Nachdem sie ihr Schlafzimmer betreten hatte, das genau über dem Salon lag, stellte Grace die Kerze auf das Nachttischchen und begann sich zu entkleiden. Das dunkelblaue Kleid legte sie für den nächsten Morgen sorgfältig über eine Stuhllehne. Dann streifte sie sich ihr Nachthemd über und setzte sich auf die Bettkante, um den schweren Stiefel auszuziehen. Wie immer atmete sie erleichtert aus. Sie war zwar glücklich über diesen Schuh, jetzt aber freute sie sich wie jeden Abend, von der Last an ihrem Fuß befreit zu sein.

Augenblicklich fühlte sie sich viel leichter, und als sie ins Bett stieg, war ihre Behinderung für einen Moment vergessen. Grace löschte die Kerze, lag eine Weile zufrieden in der Dunkelheit und genoss den Luxus ihres weichen Federbetts.
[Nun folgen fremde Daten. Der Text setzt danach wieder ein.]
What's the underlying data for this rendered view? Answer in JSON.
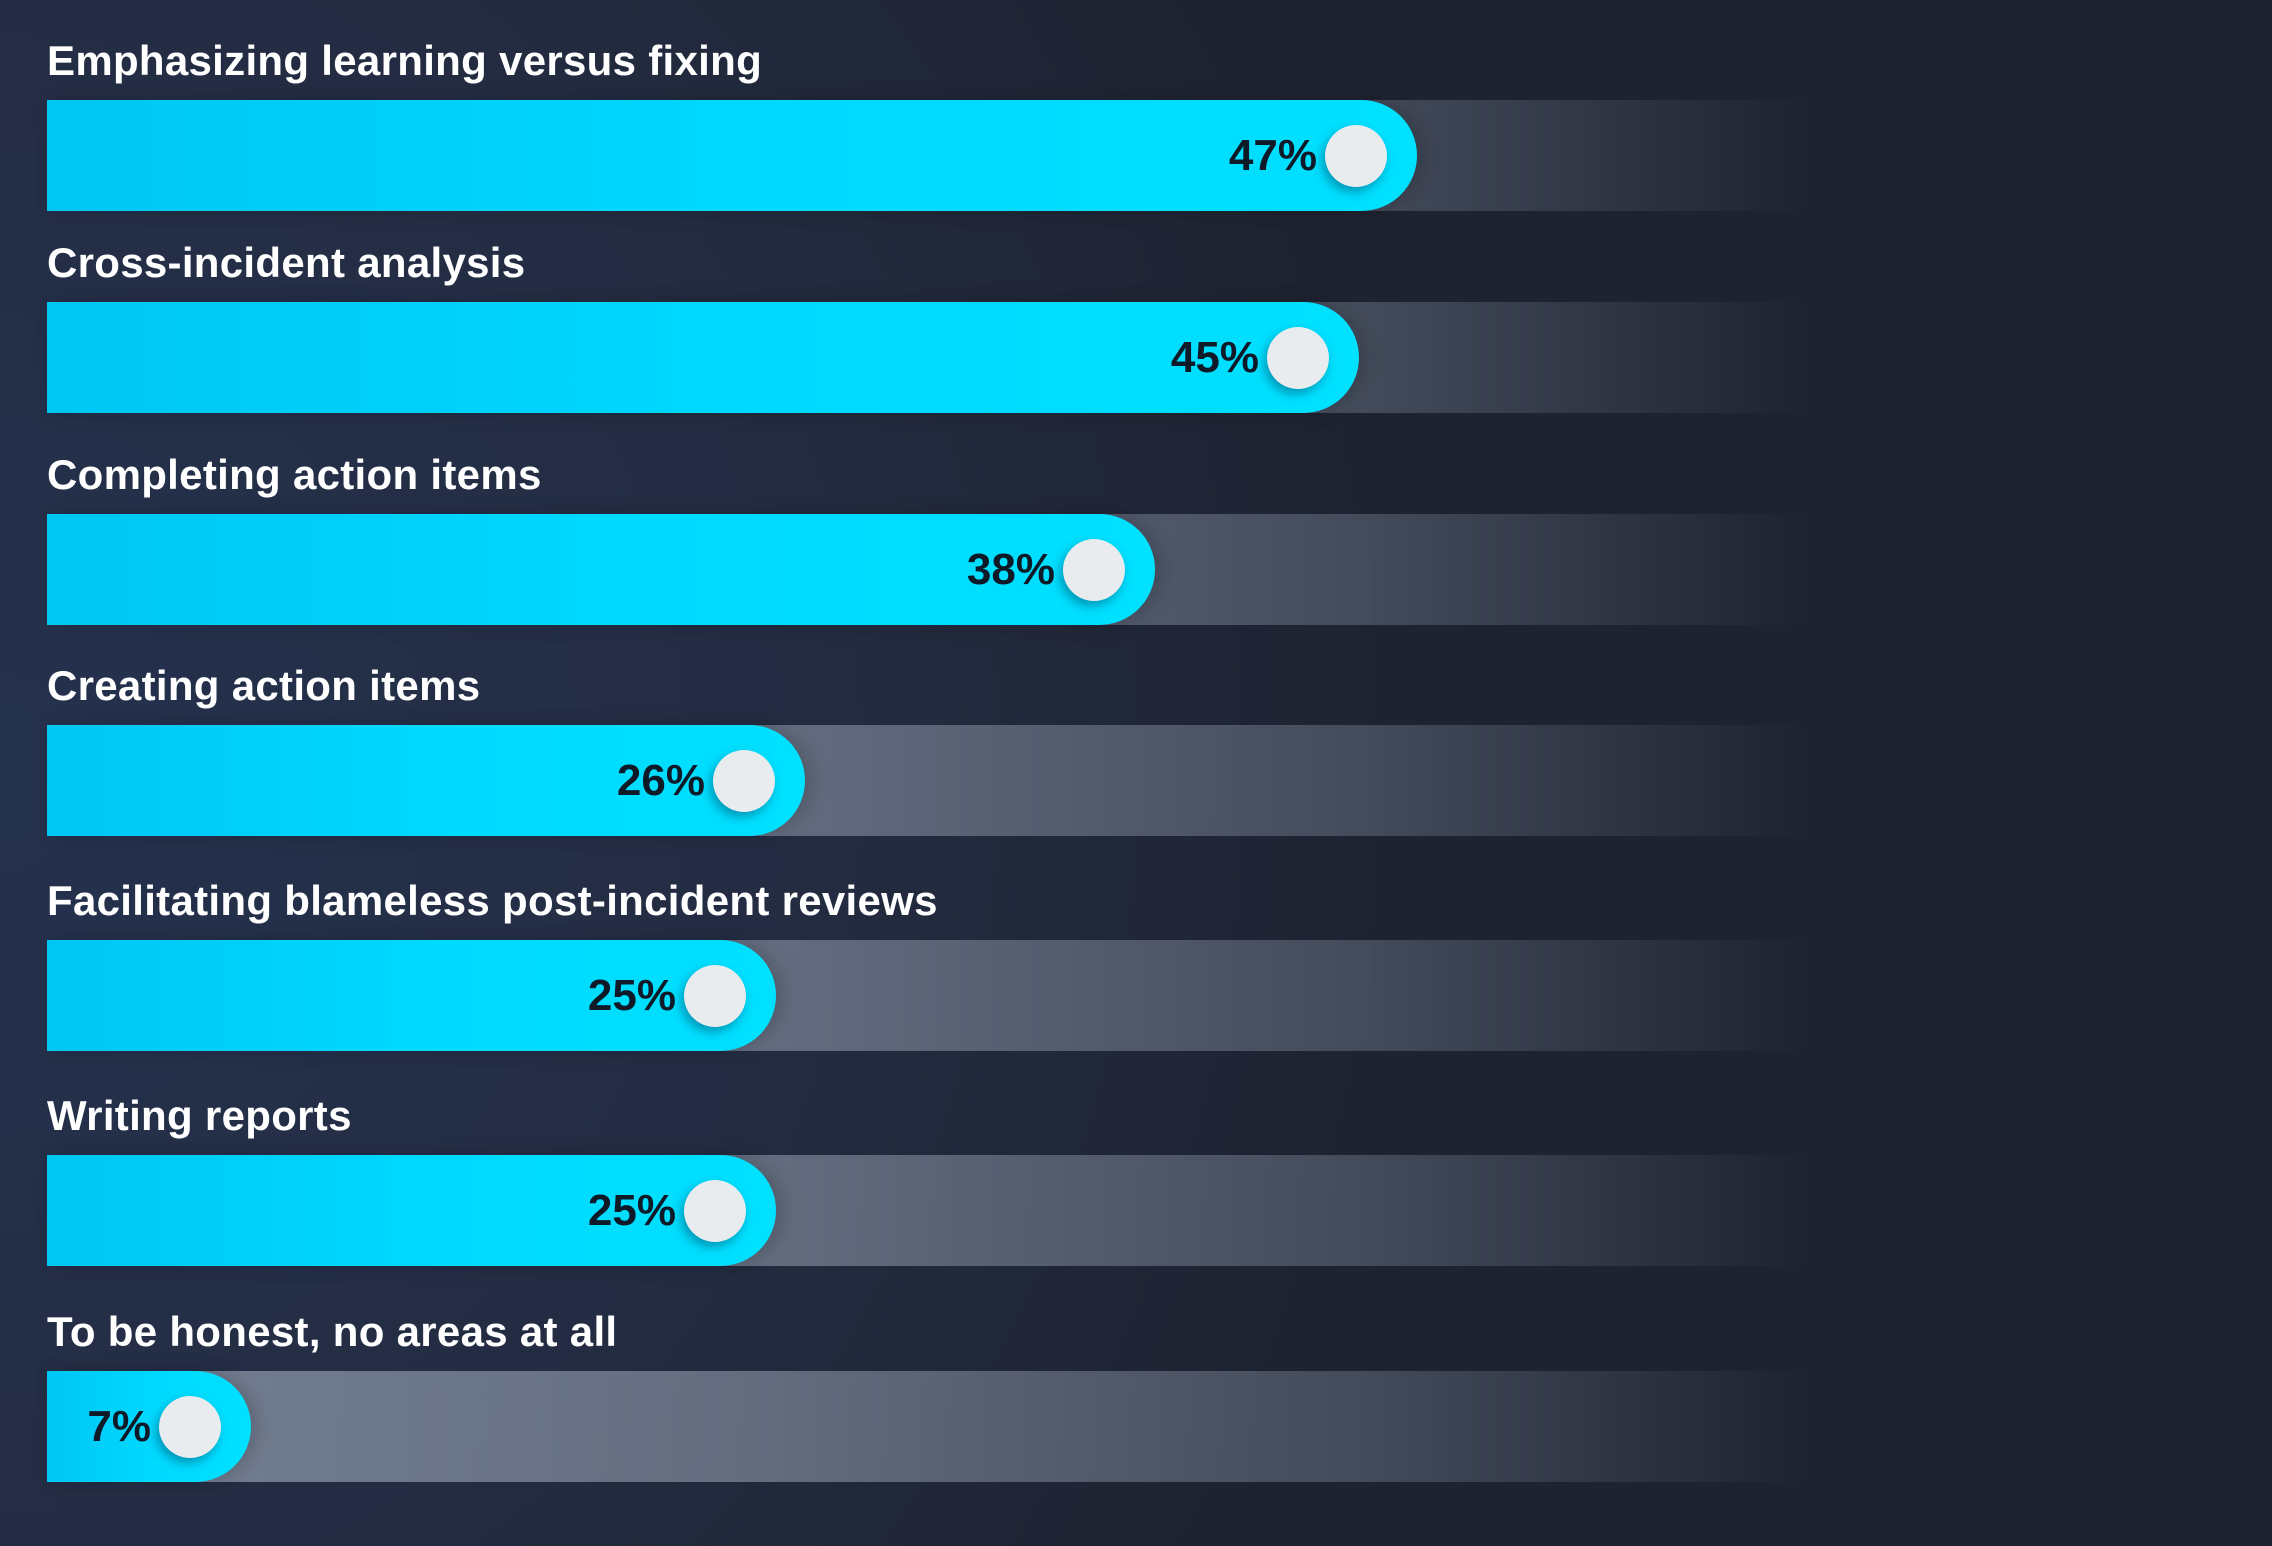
{
  "chart_data": {
    "type": "bar",
    "orientation": "horizontal",
    "title": "",
    "xlabel": "",
    "ylabel": "",
    "xlim": [
      0,
      65
    ],
    "grid": false,
    "legend": "none",
    "categories": [
      "Emphasizing learning versus fixing",
      "Cross-incident analysis",
      "Completing action items",
      "Creating action items",
      "Facilitating blameless post-incident reviews",
      "Writing reports",
      "To be honest, no areas at all"
    ],
    "values": [
      47,
      45,
      38,
      26,
      25,
      25,
      7
    ],
    "value_labels": [
      "47%",
      "45%",
      "38%",
      "26%",
      "25%",
      "25%",
      "7%"
    ],
    "colors": {
      "bar": "#00daff",
      "track": "#8c98aa",
      "knob": "#e9ecef",
      "value_text": "#0e1a28",
      "label_text": "#ffffff",
      "background": "#232c42"
    }
  }
}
Mochte es auch eine ausgefallene Anschaffung gewesen sein – Grace schlief so wunderbar darin, dass sie sich wegen des hohen Preises kein schlechtes Gewissen machte. Lieber verzichtete sie auf ein neues Kleid für ihre ohnehin spärliche Garderobe als auf das himmlische Vergnügen, nachts weich zugedeckt zu liegen.

Die ganze Zeit über hatte Grace nicht mehr an das merkwürdige Geräusch gedacht, aber als sie sich allmählich entspannte, fragte sie sich erneut, woher es gekommen sein mochte und ob Jemima Recht hatte, dass es sich um einen Schuss gehandelt haben könnte. In ihrer Fantasie sah sie Männer, die in den Marschgebieten jagten. Tollkühn, aber vermutlich ohne Erfolg. Die wenigen Tiere dort waren es wohl kaum wert, unter Gefahren erlegt zu werden. Und wie sollte eine Kugel in der Nacht ihr Ziel treffen? Es musste einen anderen Grund für das sonderbare Geräusch geben.

Eine ganze Weile beschäftigte Grace sich noch mit diesem Rätsel, bis ihre Gedanken immer weiter abschweiften und sie allmählich einschlummerte.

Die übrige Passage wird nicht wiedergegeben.